Word of Mouth
PUMPED UP Douglas Brown, the 29-year-old executive chef of Dallas’ Melrose Hotel and its Landmark restaurant, has some great pumpkin ideas for fall as well as tips for cooking with the real thing. His recipe for pumpkin gnocchi with apple-cider brown bbutter and pumpkin seeds takes this orange relative of the gourd to a whole new level.
How do you pick out a good cooking pumpkin?
Make sure it’s nice and firm and look for a bright orange color. I use very small pumpkins, about the size of softballs, because they seem meatier and richer in flavor.
What are some creative things to do with the parts you’re not using in a recipe?
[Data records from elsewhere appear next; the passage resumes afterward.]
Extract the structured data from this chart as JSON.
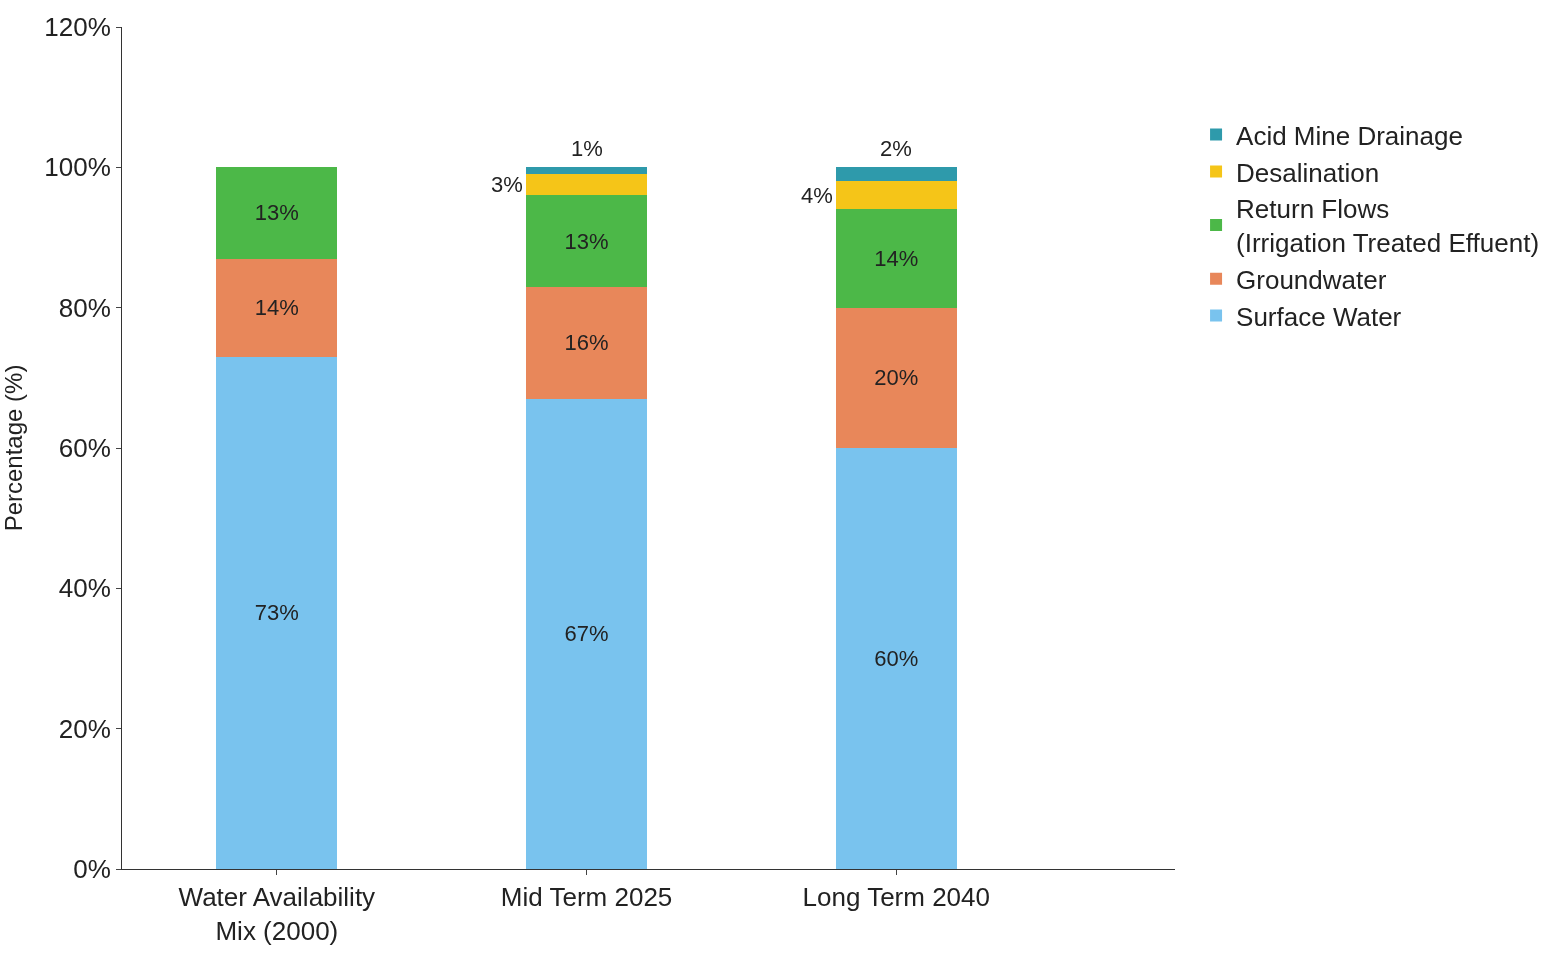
{
  "chart_data": {
    "type": "bar",
    "stacked": true,
    "ylabel": "Percentage (%)",
    "categories": [
      "Water Availability\nMix (2000)",
      "Mid Term 2025",
      "Long Term 2040"
    ],
    "series": [
      {
        "name": "Surface Water",
        "color": "#79c3ee",
        "values": [
          73,
          67,
          60
        ],
        "value_labels": [
          "73%",
          "67%",
          "60%"
        ]
      },
      {
        "name": "Groundwater",
        "color": "#e8875a",
        "values": [
          14,
          16,
          20
        ],
        "value_labels": [
          "14%",
          "16%",
          "20%"
        ]
      },
      {
        "name": "Return Flows\n(Irrigation Treated Effuent)",
        "color": "#4cb848",
        "values": [
          13,
          13,
          14
        ],
        "value_labels": [
          "13%",
          "13%",
          "14%"
        ]
      },
      {
        "name": "Desalination",
        "color": "#f5c518",
        "values": [
          null,
          3,
          4
        ],
        "value_labels": [
          null,
          "3%",
          "4%"
        ]
      },
      {
        "name": "Acid Mine Drainage",
        "color": "#2e9aab",
        "values": [
          null,
          1,
          2
        ],
        "value_labels": [
          null,
          "1%",
          "2%"
        ]
      }
    ],
    "ylim": [
      0,
      120
    ],
    "yticks": [
      {
        "value": 0,
        "label": "0%"
      },
      {
        "value": 20,
        "label": "20%"
      },
      {
        "value": 40,
        "label": "40%"
      },
      {
        "value": 60,
        "label": "60%"
      },
      {
        "value": 80,
        "label": "80%"
      },
      {
        "value": 100,
        "label": "100%"
      },
      {
        "value": 120,
        "label": "120%"
      }
    ],
    "legend": "right"
  }
}
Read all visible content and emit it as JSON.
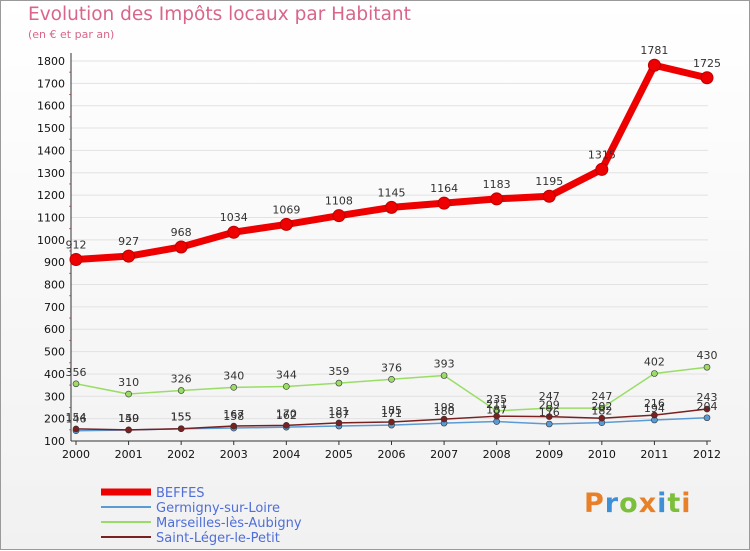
{
  "title": "Evolution des Impôts locaux par Habitant",
  "subtitle": "(en € et par an)",
  "logo": {
    "text": "Proxiti",
    "colors": [
      "#e8802a",
      "#3d8fd6",
      "#7bbf3a",
      "#e8802a",
      "#3d8fd6",
      "#7bbf3a",
      "#e8802a"
    ]
  },
  "chart_data": {
    "type": "line",
    "categories": [
      "2000",
      "2001",
      "2002",
      "2003",
      "2004",
      "2005",
      "2006",
      "2007",
      "2008",
      "2009",
      "2010",
      "2011",
      "2012"
    ],
    "yticks": [
      "100",
      "200",
      "300",
      "400",
      "500",
      "600",
      "700",
      "800",
      "900",
      "1000",
      "1100",
      "1200",
      "1300",
      "1400",
      "1500",
      "1600",
      "1700",
      "1800"
    ],
    "ylim": [
      100,
      1800
    ],
    "xlabel": "",
    "ylabel": "",
    "series": [
      {
        "name": "BEFFES",
        "color": "#ee0000",
        "width": 7,
        "marker": 6,
        "values": [
          912,
          927,
          968,
          1034,
          1069,
          1108,
          1145,
          1164,
          1183,
          1195,
          1315,
          1781,
          1725
        ],
        "labels": [
          "912",
          "927",
          "968",
          "1034",
          "1069",
          "1108",
          "1145",
          "1164",
          "1183",
          "1195",
          "1315",
          "1781",
          "1725"
        ]
      },
      {
        "name": "Germigny-sur-Loire",
        "color": "#5b9bd5",
        "width": 1.5,
        "marker": 3,
        "values": [
          146,
          149,
          155,
          158,
          162,
          167,
          171,
          180,
          187,
          176,
          182,
          194,
          204
        ],
        "labels": [
          "146",
          "149",
          "155",
          "158",
          "162",
          "167",
          "171",
          "180",
          "187",
          "176",
          "182",
          "194",
          "204"
        ]
      },
      {
        "name": "Marseilles-lès-Aubigny",
        "color": "#99dd66",
        "width": 1.5,
        "marker": 3,
        "values": [
          356,
          310,
          326,
          340,
          344,
          359,
          376,
          393,
          235,
          247,
          247,
          402,
          430
        ],
        "labels": [
          "356",
          "310",
          "326",
          "340",
          "344",
          "359",
          "376",
          "393",
          "235",
          "247",
          "247",
          "402",
          "430"
        ]
      },
      {
        "name": "Saint-Léger-le-Petit",
        "color": "#7a2020",
        "width": 1.5,
        "marker": 3,
        "values": [
          154,
          150,
          155,
          167,
          170,
          181,
          185,
          198,
          211,
          209,
          202,
          216,
          243
        ],
        "labels": [
          "154",
          "150",
          "155",
          "167",
          "170",
          "181",
          "185",
          "198",
          "211",
          "209",
          "202",
          "216",
          "243"
        ]
      }
    ]
  }
}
We take the flesh of the pumpkin and grind it in a food processor, then spread it out, dry it, and grind it in a coffee-bean grinder. That gives you an intense, sweet pumpkin “dust” that can be sprinkled on fish, meat, or a salad. One small pumpkin will yield a quarter cup, which can be stored at room temperature in a plastic container for a couple of weeks.
Do you use the skin?
No, peel the pumpkin with a knife.
What do you do with the seeds?
Rinse, dry, and toast them in the oven, then grind them or chop them rough. They can be used as a garnish, or you can make candied pumpkin seeds by mixing them with a little brown sugar and butter.
Which spices complement pumpkin?
All the fall spices such as ginger and nutmeg work really well. I’m also drawn to a nice brown butter, for its nutty flavor.
What goes well with the gnocchi?
At the restaurant we do braised veal cheeks, but you can serve it with any kind of dark, rich braised meat, like leg of lamb.
Is canned pumpkin ever okay?
Use a fresh pumpkin unless you’re making a pie. For anything else, don’t be intimidated. Just treat it like a butternut squash with a slightly different flavor.